(RP08) Using GPU's FP16 Tensor Cores Arithmetic to Accelerate Mixed-Precision Iterative Refinement Solvers and Reduce Energy Consumption
TimeTuesday, June 26th8:30am - 10am
DescriptionThe use of low-precision arithmetic in mixed-precision computing methods has been a powerful tool to accelerate numerous scientific computing applications. Artificial intelligence (AI) in particular has pushed this to current extremes, making use of half-precision floating-point arithmetic (FP16) in approaches based on neural networks. We present an investigation showing that other HPC applications can harness this power too, and in particular, the general HPC problem of solving Ax = b, where A is a large dense matrix, and the solution is needed in FP64 accuracy.
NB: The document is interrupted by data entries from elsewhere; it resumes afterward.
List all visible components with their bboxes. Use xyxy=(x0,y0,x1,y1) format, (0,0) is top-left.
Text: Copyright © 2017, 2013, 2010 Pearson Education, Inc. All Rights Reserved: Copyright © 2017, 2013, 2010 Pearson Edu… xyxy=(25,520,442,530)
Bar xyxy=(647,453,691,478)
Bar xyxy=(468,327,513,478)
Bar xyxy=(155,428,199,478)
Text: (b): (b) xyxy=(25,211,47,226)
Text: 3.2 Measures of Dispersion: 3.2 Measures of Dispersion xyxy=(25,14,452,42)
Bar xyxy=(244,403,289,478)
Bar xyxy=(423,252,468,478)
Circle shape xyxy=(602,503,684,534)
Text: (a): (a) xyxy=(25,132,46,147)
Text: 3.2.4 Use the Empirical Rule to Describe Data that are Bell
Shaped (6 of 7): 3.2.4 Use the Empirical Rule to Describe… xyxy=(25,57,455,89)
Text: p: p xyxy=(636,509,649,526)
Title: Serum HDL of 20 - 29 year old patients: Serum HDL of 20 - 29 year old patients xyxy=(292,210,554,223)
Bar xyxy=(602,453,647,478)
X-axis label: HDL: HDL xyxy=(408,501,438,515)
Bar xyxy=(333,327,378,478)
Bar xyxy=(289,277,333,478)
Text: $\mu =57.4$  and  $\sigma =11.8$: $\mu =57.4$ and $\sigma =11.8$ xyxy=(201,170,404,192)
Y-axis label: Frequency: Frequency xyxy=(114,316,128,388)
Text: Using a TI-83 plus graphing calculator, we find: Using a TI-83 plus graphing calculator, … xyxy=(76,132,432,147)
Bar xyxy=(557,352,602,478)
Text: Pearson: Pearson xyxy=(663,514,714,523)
Our approach is based on the mixed-precision (FP16->FP64) iterative refinement technique – we generalize and extend prior advances into a framework, for which we develop architecture-specific algorithms and highly-tuned implementations where we show how the use of FP16-TC (tensor cores) arithmetic can provide up to 4X speedup and improve the energy consumption by a factor of 5. This is due to the performance boost that the FP16->64 (Tensor Cores) provide and to its better accuracy that outperforms the classical FP16 because the GEMM accumulation occur in FP32-bit arithmetic. In addition, we will highlight, for the first time, that a V100 GPU is able to deliver 74 Gflops/Watt. One can reproduce our results as the developments will be made available through the MAGMA library.